Financial inclusion benefits economies, reduces income inequalities and improves social inclusion. Those with access to financial services cope better with fluctuating income and sudden expenses, and are less vulnerable to exploitative lenders. They are more likely to be healthy and able to access education, improving their chances of pulling out of poverty.
Entrepreneurs also benefit, becoming able to establish and expand new businesses. And whole economies benefit as private income and savings are spent, jobs created and businesses brought into the formal sector thereby raising tax revenues and making workers eligible for better protection and benefits.
Financial inclusion initiatives are not new but we are now better able to achieve success. Recent technological advances, particularly in mobile banking, have made it more economically viable for banks to reach the unbanked by drastically reducing transactions costs.
A great example of this is M-PESA, which was launched in Kenya by Safaricom in 2007. Its initial aim was to facilitate low-value money transfers, with subscribers holding e-accounts accessed through their mobile telephones.
The transaction value is low, capped at US$500, and is performed via a network of retail stores, or agents, who receive commission for this service.

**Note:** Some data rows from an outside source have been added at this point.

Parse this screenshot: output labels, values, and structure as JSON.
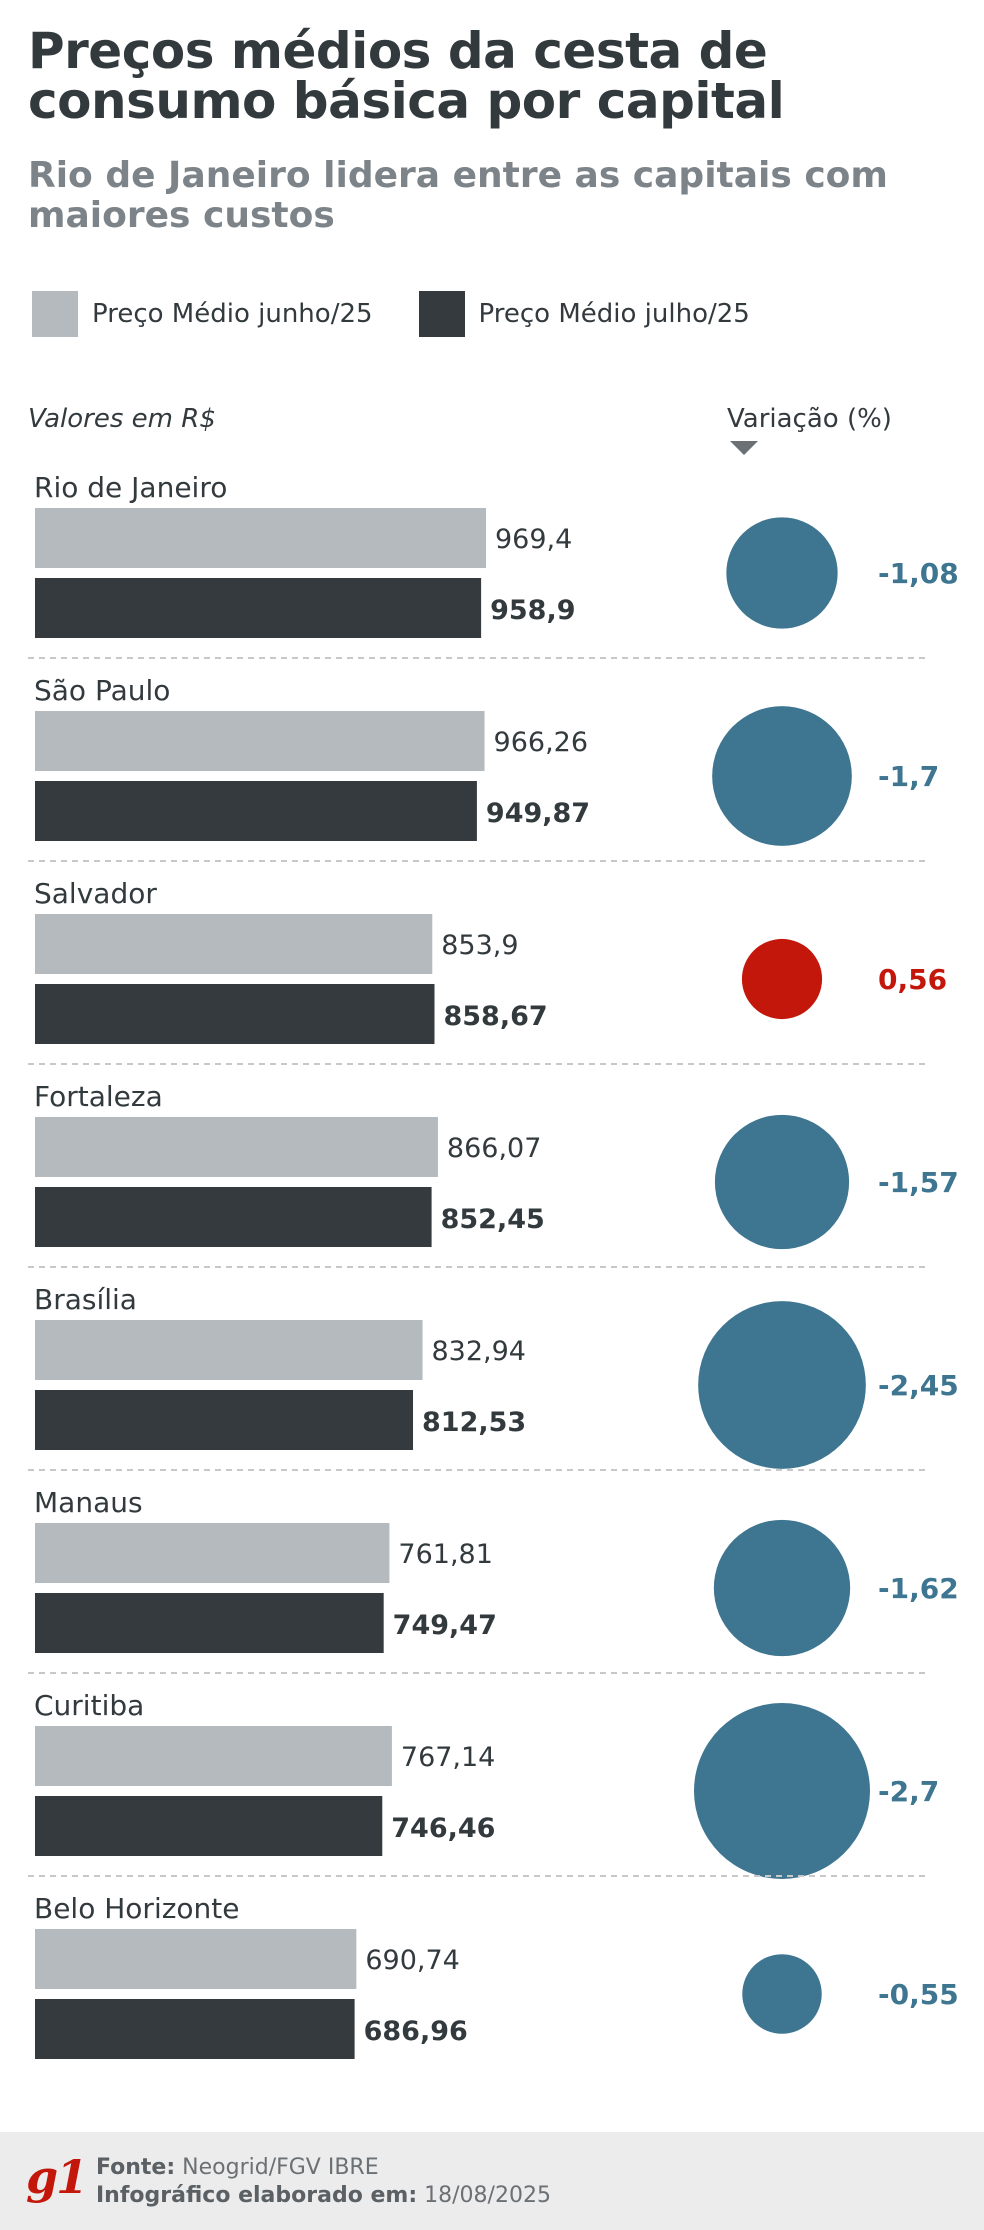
{
  "header": {
    "title": "Preços médios da cesta de consumo básica por capital",
    "subtitle": "Rio de Janeiro lidera entre as capitais com maiores custos"
  },
  "legend": {
    "june_label": "Preço Médio junho/25",
    "july_label": "Preço Médio julho/25"
  },
  "units_label": "Valores em R$",
  "variation_header": "Variação (%)",
  "colors": {
    "june": "#b4babd",
    "july": "#343a3e",
    "negative": "#3e7590",
    "positive": "#c4170c",
    "divider": "#c8c8c8"
  },
  "chart_data": {
    "type": "bar",
    "orientation": "horizontal",
    "categories": [
      "Rio de Janeiro",
      "São Paulo",
      "Salvador",
      "Fortaleza",
      "Brasília",
      "Manaus",
      "Curitiba",
      "Belo Horizonte"
    ],
    "series": [
      {
        "name": "Preço Médio junho/25",
        "values": [
          969.4,
          966.26,
          853.9,
          866.07,
          832.94,
          761.81,
          767.14,
          690.74
        ],
        "labels": [
          "969,4",
          "966,26",
          "853,9",
          "866,07",
          "832,94",
          "761,81",
          "767,14",
          "690,74"
        ]
      },
      {
        "name": "Preço Médio julho/25",
        "values": [
          958.9,
          949.87,
          858.67,
          852.45,
          812.53,
          749.47,
          746.46,
          686.96
        ],
        "labels": [
          "958,9",
          "949,87",
          "858,67",
          "852,45",
          "812,53",
          "749,47",
          "746,46",
          "686,96"
        ]
      }
    ],
    "variation": {
      "values": [
        -1.08,
        -1.7,
        0.56,
        -1.57,
        -2.45,
        -1.62,
        -2.7,
        -0.55
      ],
      "labels": [
        "-1,08",
        "-1,7",
        "0,56",
        "-1,57",
        "-2,45",
        "-1,62",
        "-2,7",
        "-0,55"
      ]
    },
    "xlim": [
      0,
      1000
    ]
  },
  "footer": {
    "logo": "g1",
    "source_label": "Fonte:",
    "source_value": "Neogrid/FGV IBRE",
    "date_label": "Infográfico elaborado em:",
    "date_value": "18/08/2025"
  }
}
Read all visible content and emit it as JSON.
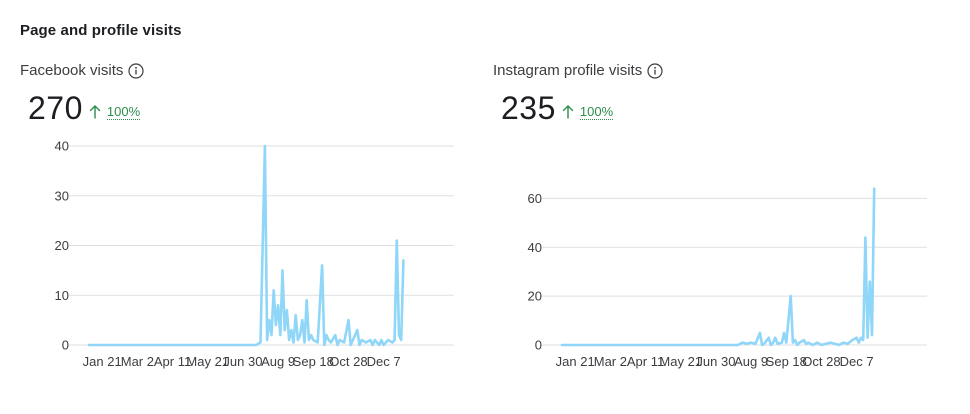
{
  "section_title": "Page and profile visits",
  "panels": [
    {
      "label": "Facebook visits",
      "value": "270",
      "change": "100%"
    },
    {
      "label": "Instagram profile visits",
      "value": "235",
      "change": "100%"
    }
  ],
  "icons": {
    "info": "info-icon",
    "trend": "arrow-up-icon"
  },
  "colors": {
    "series": "#8fd6f8",
    "increase": "#2c8c4a",
    "grid": "#dddfe2"
  },
  "chart_data": [
    {
      "type": "area",
      "ylim": [
        0,
        40
      ],
      "yticks": [
        0,
        10,
        20,
        30,
        40
      ],
      "xlim": [
        0,
        83
      ],
      "xticks": [
        {
          "x": 3,
          "label": "Jan 21"
        },
        {
          "x": 11,
          "label": "Mar 2"
        },
        {
          "x": 19,
          "label": "Apr 11"
        },
        {
          "x": 27,
          "label": "May 21"
        },
        {
          "x": 35,
          "label": "Jun 30"
        },
        {
          "x": 43,
          "label": "Aug 9"
        },
        {
          "x": 51,
          "label": "Sep 18"
        },
        {
          "x": 59,
          "label": "Oct 28"
        },
        {
          "x": 67,
          "label": "Dec 7"
        }
      ],
      "grid": true,
      "series": [
        {
          "points": [
            [
              0,
              0
            ],
            [
              38,
              0
            ],
            [
              39,
              0.5
            ],
            [
              40,
              40
            ],
            [
              40.5,
              1
            ],
            [
              41,
              5
            ],
            [
              41.5,
              2
            ],
            [
              42,
              11
            ],
            [
              42.5,
              4
            ],
            [
              43,
              8
            ],
            [
              43.5,
              2
            ],
            [
              44,
              15
            ],
            [
              44.5,
              3
            ],
            [
              45,
              7
            ],
            [
              45.5,
              1
            ],
            [
              46,
              3
            ],
            [
              46.5,
              0.5
            ],
            [
              47,
              6
            ],
            [
              47.5,
              1
            ],
            [
              48,
              2
            ],
            [
              48.5,
              5
            ],
            [
              49,
              0.5
            ],
            [
              49.5,
              9
            ],
            [
              50,
              1
            ],
            [
              50.5,
              2
            ],
            [
              51,
              1
            ],
            [
              52,
              0.5
            ],
            [
              53,
              16
            ],
            [
              53.5,
              0
            ],
            [
              54,
              2
            ],
            [
              54.5,
              1
            ],
            [
              55,
              0.5
            ],
            [
              56,
              2
            ],
            [
              56.5,
              0
            ],
            [
              57,
              1
            ],
            [
              58,
              0.5
            ],
            [
              59,
              5
            ],
            [
              59.5,
              0
            ],
            [
              60,
              1
            ],
            [
              61,
              3
            ],
            [
              61.5,
              0
            ],
            [
              62,
              1
            ],
            [
              63,
              0.5
            ],
            [
              64,
              1
            ],
            [
              64.5,
              0
            ],
            [
              65,
              1
            ],
            [
              66,
              0
            ],
            [
              66.5,
              1
            ],
            [
              67,
              0
            ],
            [
              68,
              1
            ],
            [
              69,
              0.5
            ],
            [
              69.5,
              1
            ],
            [
              70,
              21
            ],
            [
              70.5,
              2
            ],
            [
              71,
              1
            ],
            [
              71.5,
              17
            ]
          ]
        }
      ]
    },
    {
      "type": "area",
      "ylim": [
        0,
        70
      ],
      "yticks": [
        0,
        20,
        40,
        60
      ],
      "xlim": [
        0,
        83
      ],
      "xticks": [
        {
          "x": 3,
          "label": "Jan 21"
        },
        {
          "x": 11,
          "label": "Mar 2"
        },
        {
          "x": 19,
          "label": "Apr 11"
        },
        {
          "x": 27,
          "label": "May 21"
        },
        {
          "x": 35,
          "label": "Jun 30"
        },
        {
          "x": 43,
          "label": "Aug 9"
        },
        {
          "x": 51,
          "label": "Sep 18"
        },
        {
          "x": 59,
          "label": "Oct 28"
        },
        {
          "x": 67,
          "label": "Dec 7"
        }
      ],
      "grid": true,
      "series": [
        {
          "points": [
            [
              0,
              0
            ],
            [
              40,
              0
            ],
            [
              41,
              1
            ],
            [
              42,
              0.5
            ],
            [
              43,
              1
            ],
            [
              44,
              0.5
            ],
            [
              45,
              5
            ],
            [
              45.5,
              0
            ],
            [
              46,
              0.5
            ],
            [
              47,
              3
            ],
            [
              47.5,
              0
            ],
            [
              48,
              1
            ],
            [
              48.5,
              3
            ],
            [
              49,
              0.5
            ],
            [
              50,
              1
            ],
            [
              50.5,
              5
            ],
            [
              51,
              1
            ],
            [
              52,
              20
            ],
            [
              52.5,
              1
            ],
            [
              53,
              2
            ],
            [
              53.5,
              0
            ],
            [
              54,
              1
            ],
            [
              55,
              2
            ],
            [
              55.5,
              0.5
            ],
            [
              56,
              1
            ],
            [
              57,
              0
            ],
            [
              58,
              1
            ],
            [
              59,
              0
            ],
            [
              60,
              0.5
            ],
            [
              61,
              1
            ],
            [
              62,
              0.5
            ],
            [
              63,
              0
            ],
            [
              64,
              1
            ],
            [
              65,
              0.5
            ],
            [
              66,
              2
            ],
            [
              67,
              3
            ],
            [
              67.5,
              1
            ],
            [
              68,
              3
            ],
            [
              68.5,
              2
            ],
            [
              69,
              44
            ],
            [
              69.5,
              3
            ],
            [
              70,
              26
            ],
            [
              70.5,
              4
            ],
            [
              71,
              64
            ]
          ]
        }
      ]
    }
  ]
}
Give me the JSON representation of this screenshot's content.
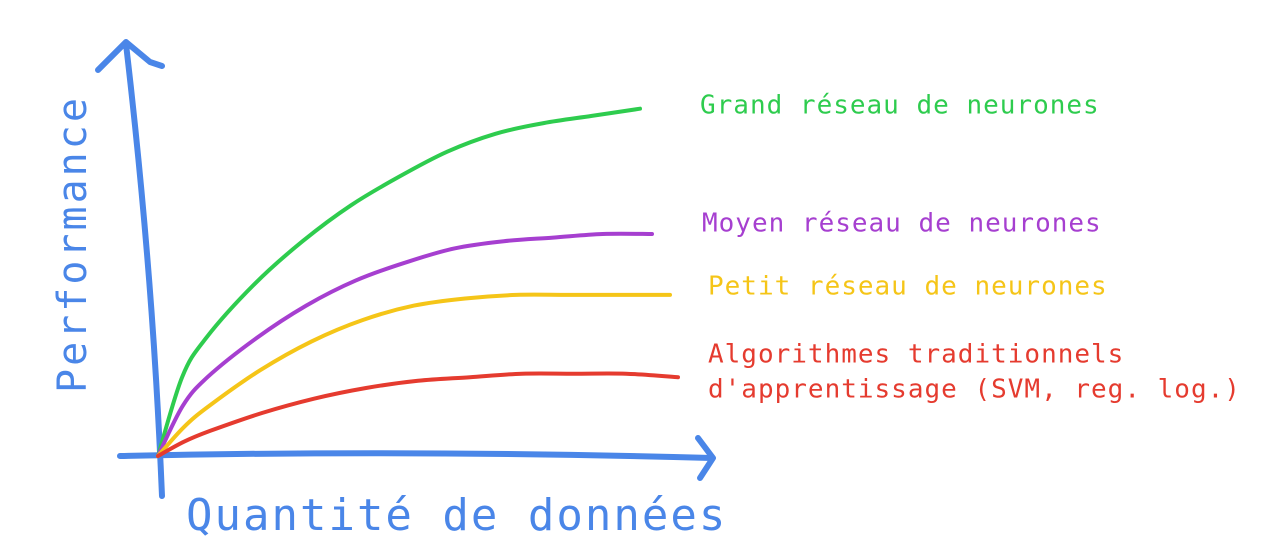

There are now over 60,000 agents in Kenya, up from 300 in 2007, a phenomenal increase.
M-PESA has been so successful in Kenya that it is now used by over two-thirds of the adult population, with over 40% of the country's gross national product flowing through it. While the initial transactions were limited to money transfers and bill payments, services have now been extended to making payments, disbursing salaries and other bulk transfers.
But despite advances in technology, other barriers to financial inclusion remain. Some barriers are 'natural', such as long distances to branches for those in rural communities. Others stem from a lack of hard or soft infrastructure, such as banks' ability to access credit information that enables them to lend. These factors will undoubtedly improve as digital and mobile banking develops further and smart phone usage increases.
The lack of suitable products is another barrier, as is financial literacy. Financial inclusion will improve if products cater to the needs of individuals and microenterprises, such as low-value saving and lending products, credit bureaus and community savings schemes.
Regulation is also an issue: those currently unbanked may not have formal IDs, meaning they cannot pass the stringent customer on-boarding requirements imposed by governments on banks in a bid to prevent money laundering and terrorist financing.
Tackling these barriers is not easy. Real progress will require coordinated action from governments, regulators and the private sector, including commercial banks. And the challenges in every country will be different.
But the good news is that the barriers can be overcome, and the benefits of inclusion are overwhelmingly greater than the risks. If we get it right, the benefits to people and societies could be immense; we would be one large step closer to a truly inclusive capitalism.